Study: Ocean Acidification May Reduce Sea Scallop Fisheries

Increasing acidity in sea water can prevent larvae of scallops and other bivalves from forming the calcium carbonate shells required for their development to maturity.

Each year, fishermen harvest more than $500 million worth of Atlantic sea scallops from the waters off the East Coast of the United States. A new model created by scientists at the University of Virginia and the Woods Hole Oceanographic Institution, however, predicts that those fisheries may potentially be in danger.

As levels of carbon dioxide increase in Earth’s atmosphere, the oceans become increasingly acidic – a condition that could reduce the sea scallop population by more than 50 percent in the next 100 years under a worst-case scenario. Strong fisheries management and efforts to reduce CO2 emissions, the researchers say, might slow or even stop that trend.

The model, which was published this week in the journal PLOS One, combines existing data with models of four factors influencing the fishery: future climate-change scenarios, ocean acidification impacts, fisheries management policies, and fuel costs for fishermen.

“Rising atmospheric carbon dioxide levels pose a threat to many types of marine life, particularly shellfish,” UVA environmental sciences professor Scott Doney said. “The ocean removes about a quarter of the carbon dioxide humans release to the atmosphere each year from fossil fuel use and deforestation. The resulting acidification of seawater makes it more difficult for shellfish like scallops and clams to build and maintain their shells.”

No existing studies have been published that can show the specific effects of ocean acidification on the Atlantic sea scallop. To estimate its impact in the model, Doney and his colleagues incorporated a range of effects based on studies of related shellfish species. Combined with estimates of changing water chemistry, this new model lets scientists explore how plausible impacts of ocean acidification may change the future of the scallop population.

“What’s novel about our work is that it brings together models of changing ocean environments, as well as human responses,” said Woods Hole researcher Jennie Rheuban, the lead author of the study, who holds bachelor’s and master’s degrees in environmental sciences from UVA. “It combines socioeconomic decision-making, ocean chemistry, atmospheric carbon dioxide, economic development and fisheries management. We tried to create a holistic view of how environmental changes might play out across different aspects of the sea scallop fishery.”

The researchers tested four different levels of impact in each of the four different factors influencing the model, ultimately creating 256 different scenario combinations. One group of scenarios looks at possible pathways of how ocean acidification may impact scallop biology. Another examines different levels of atmospheric CO2, including one future where emissions continue to skyrocket, and one where they fall due to aggressive climate change policy. A third set includes a range of future fuel costs, which themselves are related to climate change policies. Higher fuel costs can lead to fewer active fishing days, reducing stress on the fishery itself, but also reducing profitability and revenues of the industry. The fourth and final set involves different federal fisheries management techniques.

Fishing policies for some shellfish, like oysters, clams, and bay scallops, are regulated by state or local governments, each of which follows its own set of rules. Sea scallop fisheries, however, are located well offshore in a region stretching from Virginia to Maine, so are regulated mostly by the federal government. With only one set of rules covering sea scallop fisherman, it’s possible to fit them into the model.

“The current sea scallop fishery is so valuable in part because it is very well-managed,” Doney said. “We also used the model to ask whether management approaches could offset the negative impacts of ocean acidification.”

In all of the model’s possible scenarios, high levels of CO2 in the atmosphere consistently led to increased ocean acidification and fewer sea scallops, despite introducing stricter management rules or even closing part of the fishery entirely.

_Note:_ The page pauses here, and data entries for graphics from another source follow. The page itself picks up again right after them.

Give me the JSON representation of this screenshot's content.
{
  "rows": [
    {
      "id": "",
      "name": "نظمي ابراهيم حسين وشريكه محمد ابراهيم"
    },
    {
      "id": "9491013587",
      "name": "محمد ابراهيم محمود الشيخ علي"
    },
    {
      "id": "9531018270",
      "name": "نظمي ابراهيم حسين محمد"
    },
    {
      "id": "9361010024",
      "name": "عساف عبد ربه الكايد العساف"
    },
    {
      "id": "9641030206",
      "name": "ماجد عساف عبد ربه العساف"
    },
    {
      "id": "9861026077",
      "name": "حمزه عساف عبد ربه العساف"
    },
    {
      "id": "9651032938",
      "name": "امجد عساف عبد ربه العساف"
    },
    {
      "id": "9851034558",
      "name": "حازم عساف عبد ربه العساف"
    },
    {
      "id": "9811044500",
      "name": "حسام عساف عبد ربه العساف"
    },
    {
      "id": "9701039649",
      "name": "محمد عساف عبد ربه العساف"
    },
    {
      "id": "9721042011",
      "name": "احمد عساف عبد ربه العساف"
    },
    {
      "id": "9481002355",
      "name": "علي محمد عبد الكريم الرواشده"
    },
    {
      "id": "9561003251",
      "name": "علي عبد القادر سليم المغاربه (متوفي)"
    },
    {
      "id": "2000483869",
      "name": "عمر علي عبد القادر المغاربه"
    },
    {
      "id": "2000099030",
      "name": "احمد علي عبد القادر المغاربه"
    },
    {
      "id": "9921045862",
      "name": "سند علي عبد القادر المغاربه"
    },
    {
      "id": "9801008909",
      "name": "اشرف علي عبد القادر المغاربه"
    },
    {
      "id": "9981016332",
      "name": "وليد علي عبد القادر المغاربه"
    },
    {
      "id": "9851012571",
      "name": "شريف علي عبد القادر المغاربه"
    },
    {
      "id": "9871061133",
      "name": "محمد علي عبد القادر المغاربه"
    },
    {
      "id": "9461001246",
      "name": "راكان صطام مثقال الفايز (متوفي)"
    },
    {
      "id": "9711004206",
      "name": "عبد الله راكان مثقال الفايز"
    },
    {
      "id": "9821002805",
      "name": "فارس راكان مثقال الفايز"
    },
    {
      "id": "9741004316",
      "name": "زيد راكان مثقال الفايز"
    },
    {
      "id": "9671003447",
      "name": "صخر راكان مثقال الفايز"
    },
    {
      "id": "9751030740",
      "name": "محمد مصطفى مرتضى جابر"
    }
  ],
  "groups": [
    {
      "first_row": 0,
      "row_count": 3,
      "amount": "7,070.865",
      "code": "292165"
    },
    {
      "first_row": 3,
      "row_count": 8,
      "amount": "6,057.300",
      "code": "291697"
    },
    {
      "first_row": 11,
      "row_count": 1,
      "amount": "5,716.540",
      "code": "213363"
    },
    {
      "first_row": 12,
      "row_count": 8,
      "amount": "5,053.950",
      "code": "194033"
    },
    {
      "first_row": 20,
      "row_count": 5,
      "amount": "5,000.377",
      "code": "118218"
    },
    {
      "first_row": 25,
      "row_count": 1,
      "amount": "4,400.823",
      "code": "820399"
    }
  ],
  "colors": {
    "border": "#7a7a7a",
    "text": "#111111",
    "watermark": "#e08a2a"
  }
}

“The model highlights the potential risks to sea scallops and likely other commercial shellfish fisheries of unabated carbon emissions to the atmosphere,” Doney said.

Over the next 100 years, under the worst-case ocean acidification impacts, the model’s “business-as-usual” scenario shows a sea scallop decline of more than 50 percent, while a scenario with proactive climate policy shows only a 13 percent reduction.

“The model shows that reductions in fossil fuel emissions due to climate policy might have big impact on sea scallop fisheries,” Rheuban said.

The study’s other authors are Sarah R. Cooley of the Ocean Conservancy and Deborah R. Hart of the NOAA Northeast Fisheries Science Center.